Interannual and intraseasonal variations of convective activities in the tropical western Pacific during summer and their impact on the Northern Hemisphere circulation are investigated by using satellite cloud amount, sea surface temperature (SST) and geopotential data for 7 years (1978-1984).
During summers when SST in the tropical western Pacific is about 1.0°C warmer than normal, active convection regions consisting of a number of typhoons and tropical depressions are shifted northeastward from the normal position near Philippines to the subtropical western Pacific around 20°N and cloud amounts both in the middle latitudes and in the equatorial regions are greatly suppressed. A high pressure anomaly with little vertical tilt predominates in middle latitudes extending from East China, through Japan Islands to North Pacific during these summers.
Analyses of 5-day mean cloud amount reveal that the convective activity is largely modulated by the intraseasonal variations (ISV).

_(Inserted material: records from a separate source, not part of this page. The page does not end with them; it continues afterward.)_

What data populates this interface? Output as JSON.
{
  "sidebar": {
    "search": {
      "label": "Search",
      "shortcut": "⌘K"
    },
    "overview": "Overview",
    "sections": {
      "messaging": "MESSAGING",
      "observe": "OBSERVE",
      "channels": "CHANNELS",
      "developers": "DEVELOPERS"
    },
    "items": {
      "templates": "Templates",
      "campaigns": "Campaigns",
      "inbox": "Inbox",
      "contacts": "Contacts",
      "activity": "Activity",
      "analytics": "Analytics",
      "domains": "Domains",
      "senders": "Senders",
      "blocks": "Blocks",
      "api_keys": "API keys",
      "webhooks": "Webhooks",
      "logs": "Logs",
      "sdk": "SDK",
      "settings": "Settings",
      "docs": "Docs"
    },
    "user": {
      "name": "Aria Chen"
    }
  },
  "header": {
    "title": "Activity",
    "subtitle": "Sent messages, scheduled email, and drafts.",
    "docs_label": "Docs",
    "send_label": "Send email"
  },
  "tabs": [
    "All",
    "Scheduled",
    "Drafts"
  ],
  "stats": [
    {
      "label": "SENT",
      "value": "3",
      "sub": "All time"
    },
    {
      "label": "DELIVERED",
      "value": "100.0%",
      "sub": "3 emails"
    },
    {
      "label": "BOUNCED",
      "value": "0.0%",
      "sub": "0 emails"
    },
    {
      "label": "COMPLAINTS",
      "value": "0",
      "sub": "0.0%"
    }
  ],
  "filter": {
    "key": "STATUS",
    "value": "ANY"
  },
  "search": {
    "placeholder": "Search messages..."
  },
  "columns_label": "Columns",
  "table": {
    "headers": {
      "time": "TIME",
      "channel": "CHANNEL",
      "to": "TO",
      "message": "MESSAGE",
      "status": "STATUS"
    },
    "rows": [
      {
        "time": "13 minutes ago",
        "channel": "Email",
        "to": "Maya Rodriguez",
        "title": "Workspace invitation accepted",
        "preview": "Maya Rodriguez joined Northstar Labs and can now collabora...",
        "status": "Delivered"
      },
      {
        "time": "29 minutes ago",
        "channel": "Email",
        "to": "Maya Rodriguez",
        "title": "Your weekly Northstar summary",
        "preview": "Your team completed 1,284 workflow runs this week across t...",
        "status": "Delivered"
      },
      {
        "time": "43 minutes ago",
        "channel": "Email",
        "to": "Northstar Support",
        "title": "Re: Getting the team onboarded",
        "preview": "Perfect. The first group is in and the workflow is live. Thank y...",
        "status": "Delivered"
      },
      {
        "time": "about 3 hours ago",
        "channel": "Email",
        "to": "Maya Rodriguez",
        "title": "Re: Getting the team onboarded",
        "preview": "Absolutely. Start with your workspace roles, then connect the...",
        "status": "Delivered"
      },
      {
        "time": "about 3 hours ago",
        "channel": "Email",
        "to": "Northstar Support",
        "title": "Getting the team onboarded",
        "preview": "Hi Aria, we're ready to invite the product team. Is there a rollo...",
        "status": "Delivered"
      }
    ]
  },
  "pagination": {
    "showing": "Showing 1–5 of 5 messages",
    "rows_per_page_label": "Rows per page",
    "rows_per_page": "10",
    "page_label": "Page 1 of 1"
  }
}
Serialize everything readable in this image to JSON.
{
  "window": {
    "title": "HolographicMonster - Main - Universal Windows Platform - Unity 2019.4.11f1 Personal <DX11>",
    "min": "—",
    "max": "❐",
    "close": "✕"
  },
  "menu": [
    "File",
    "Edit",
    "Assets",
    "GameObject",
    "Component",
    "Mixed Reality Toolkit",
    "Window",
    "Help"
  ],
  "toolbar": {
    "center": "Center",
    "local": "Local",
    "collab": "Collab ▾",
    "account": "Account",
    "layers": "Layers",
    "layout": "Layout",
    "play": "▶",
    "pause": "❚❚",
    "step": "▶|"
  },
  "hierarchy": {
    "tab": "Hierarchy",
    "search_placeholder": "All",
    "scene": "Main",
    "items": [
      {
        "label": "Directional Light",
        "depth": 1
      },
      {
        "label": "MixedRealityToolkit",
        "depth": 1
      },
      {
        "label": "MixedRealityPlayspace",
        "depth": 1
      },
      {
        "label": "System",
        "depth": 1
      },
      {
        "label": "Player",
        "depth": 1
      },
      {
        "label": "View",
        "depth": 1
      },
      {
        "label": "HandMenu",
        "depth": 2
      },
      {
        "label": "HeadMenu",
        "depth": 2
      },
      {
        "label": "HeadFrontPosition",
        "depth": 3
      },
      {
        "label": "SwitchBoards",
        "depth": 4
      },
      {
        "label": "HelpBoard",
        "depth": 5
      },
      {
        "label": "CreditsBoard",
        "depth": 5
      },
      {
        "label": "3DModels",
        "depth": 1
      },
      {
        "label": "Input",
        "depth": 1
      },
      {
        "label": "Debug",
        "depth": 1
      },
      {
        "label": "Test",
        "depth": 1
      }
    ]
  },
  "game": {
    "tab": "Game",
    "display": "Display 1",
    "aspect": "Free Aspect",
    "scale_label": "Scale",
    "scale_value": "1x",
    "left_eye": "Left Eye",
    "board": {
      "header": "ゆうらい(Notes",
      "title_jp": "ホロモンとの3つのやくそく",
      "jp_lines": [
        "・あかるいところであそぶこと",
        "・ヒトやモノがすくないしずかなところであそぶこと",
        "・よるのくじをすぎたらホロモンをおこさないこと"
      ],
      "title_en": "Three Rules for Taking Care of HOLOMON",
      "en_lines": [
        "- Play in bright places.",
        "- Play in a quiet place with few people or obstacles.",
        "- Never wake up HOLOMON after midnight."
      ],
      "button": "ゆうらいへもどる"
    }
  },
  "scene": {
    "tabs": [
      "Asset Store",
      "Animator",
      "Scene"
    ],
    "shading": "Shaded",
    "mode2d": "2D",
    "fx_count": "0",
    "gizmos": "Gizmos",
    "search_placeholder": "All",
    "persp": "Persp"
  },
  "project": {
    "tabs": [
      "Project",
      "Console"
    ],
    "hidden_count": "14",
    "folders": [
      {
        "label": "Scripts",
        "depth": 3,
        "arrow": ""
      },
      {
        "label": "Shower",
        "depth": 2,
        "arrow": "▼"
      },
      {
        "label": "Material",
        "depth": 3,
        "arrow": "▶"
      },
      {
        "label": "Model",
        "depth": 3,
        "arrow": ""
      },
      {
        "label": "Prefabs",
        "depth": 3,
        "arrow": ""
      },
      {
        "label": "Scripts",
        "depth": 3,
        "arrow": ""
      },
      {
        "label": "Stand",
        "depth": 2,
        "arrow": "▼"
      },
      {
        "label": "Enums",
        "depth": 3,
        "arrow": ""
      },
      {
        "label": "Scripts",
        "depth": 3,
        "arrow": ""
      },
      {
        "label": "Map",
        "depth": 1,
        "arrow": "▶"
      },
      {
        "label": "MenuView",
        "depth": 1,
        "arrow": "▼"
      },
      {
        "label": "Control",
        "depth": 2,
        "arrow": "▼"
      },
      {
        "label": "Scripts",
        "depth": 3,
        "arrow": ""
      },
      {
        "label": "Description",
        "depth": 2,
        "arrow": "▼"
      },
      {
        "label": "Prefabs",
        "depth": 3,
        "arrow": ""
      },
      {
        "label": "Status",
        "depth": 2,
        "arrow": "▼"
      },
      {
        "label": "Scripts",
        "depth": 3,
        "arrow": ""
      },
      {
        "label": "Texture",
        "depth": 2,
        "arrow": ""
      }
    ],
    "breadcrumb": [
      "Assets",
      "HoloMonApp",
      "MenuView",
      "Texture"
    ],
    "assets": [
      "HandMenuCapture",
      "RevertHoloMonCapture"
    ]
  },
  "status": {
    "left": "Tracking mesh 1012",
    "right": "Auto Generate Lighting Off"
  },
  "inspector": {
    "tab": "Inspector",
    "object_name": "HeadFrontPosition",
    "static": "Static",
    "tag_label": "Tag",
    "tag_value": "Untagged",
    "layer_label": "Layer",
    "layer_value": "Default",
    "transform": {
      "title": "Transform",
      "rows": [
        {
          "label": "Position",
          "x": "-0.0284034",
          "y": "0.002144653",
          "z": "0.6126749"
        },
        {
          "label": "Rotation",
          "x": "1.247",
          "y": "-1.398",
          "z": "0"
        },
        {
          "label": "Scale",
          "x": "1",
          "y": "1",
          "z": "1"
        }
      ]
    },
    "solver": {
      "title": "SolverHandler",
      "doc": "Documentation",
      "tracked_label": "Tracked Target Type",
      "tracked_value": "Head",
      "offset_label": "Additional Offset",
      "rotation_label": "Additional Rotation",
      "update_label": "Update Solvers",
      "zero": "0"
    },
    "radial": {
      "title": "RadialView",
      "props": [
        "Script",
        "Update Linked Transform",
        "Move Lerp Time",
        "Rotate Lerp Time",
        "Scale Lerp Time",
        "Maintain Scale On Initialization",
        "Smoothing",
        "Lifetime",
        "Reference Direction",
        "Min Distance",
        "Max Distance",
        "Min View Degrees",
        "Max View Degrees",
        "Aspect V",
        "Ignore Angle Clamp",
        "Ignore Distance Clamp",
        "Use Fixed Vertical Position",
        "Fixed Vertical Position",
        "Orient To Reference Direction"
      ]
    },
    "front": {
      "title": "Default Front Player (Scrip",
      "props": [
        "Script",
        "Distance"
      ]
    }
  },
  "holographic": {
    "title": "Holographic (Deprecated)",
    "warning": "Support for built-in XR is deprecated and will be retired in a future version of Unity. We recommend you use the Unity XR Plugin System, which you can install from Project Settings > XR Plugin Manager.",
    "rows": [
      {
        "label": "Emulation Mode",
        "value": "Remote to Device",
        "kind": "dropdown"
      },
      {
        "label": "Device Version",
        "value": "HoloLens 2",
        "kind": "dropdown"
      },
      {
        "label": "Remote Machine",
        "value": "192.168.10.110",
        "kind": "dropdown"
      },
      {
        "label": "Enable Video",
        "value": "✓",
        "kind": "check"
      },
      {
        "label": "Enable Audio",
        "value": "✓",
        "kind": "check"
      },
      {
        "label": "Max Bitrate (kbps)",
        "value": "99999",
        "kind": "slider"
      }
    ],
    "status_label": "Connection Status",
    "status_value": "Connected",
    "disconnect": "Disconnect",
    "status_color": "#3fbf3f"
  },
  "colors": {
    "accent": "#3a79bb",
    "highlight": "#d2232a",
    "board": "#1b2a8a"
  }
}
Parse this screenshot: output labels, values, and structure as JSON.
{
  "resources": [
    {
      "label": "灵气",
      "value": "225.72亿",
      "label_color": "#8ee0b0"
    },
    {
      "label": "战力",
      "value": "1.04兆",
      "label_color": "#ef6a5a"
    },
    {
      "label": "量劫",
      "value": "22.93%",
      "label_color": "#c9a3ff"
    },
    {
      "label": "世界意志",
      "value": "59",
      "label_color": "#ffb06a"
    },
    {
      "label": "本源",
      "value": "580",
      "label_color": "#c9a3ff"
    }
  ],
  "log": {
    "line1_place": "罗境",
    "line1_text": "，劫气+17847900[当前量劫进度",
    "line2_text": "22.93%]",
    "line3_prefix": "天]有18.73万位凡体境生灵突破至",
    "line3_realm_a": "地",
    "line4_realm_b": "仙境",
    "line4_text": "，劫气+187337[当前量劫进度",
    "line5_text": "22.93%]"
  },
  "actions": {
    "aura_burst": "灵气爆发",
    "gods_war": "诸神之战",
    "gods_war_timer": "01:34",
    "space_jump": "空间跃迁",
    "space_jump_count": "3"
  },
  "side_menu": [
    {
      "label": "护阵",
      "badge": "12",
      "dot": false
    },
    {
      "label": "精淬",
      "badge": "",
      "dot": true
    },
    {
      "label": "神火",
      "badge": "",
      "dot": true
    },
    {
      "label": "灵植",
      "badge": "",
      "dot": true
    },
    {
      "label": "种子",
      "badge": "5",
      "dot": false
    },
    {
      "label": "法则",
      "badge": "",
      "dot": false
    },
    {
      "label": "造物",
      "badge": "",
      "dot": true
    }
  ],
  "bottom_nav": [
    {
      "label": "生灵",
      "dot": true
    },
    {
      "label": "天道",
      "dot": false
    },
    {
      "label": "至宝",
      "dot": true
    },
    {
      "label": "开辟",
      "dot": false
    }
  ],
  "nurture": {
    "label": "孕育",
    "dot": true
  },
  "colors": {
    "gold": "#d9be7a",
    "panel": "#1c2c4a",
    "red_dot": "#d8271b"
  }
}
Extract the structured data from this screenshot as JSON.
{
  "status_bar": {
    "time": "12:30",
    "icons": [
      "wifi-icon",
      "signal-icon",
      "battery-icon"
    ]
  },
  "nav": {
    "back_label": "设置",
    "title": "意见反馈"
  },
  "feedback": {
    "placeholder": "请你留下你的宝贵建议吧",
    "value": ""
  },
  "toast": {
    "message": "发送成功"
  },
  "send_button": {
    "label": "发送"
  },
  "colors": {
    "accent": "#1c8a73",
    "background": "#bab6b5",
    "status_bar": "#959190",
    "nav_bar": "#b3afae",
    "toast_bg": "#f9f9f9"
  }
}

The amplitude of ISV of convective activity in the Philippine Sea around 15°N-20°N is more intensified in warm SST summers than in cold SST summers resulting in stronger season mean convective activities in the former than in the latter.
Correlation computations between 5-day mean tropical cloud amount and 500mb geopotential height show that there exist wave trains of geopotential height emanating from the heat source region near Philippines to North America. Daily analyses of geopotential height indicate that these wave trains appear to be generated when convective activities in the Philippine Sea become intense and that the amplification occurs downstream from the western Pacific to the west coast of North America taking about 5 days.
It is concluded that Rossby waves are generated by the tropical heat source associated with ISV, and high pressure anomalies over East Asia and Northwest Pacific during warm SST summers can be understood as the results of frequent occurrence of Rossby wave generation.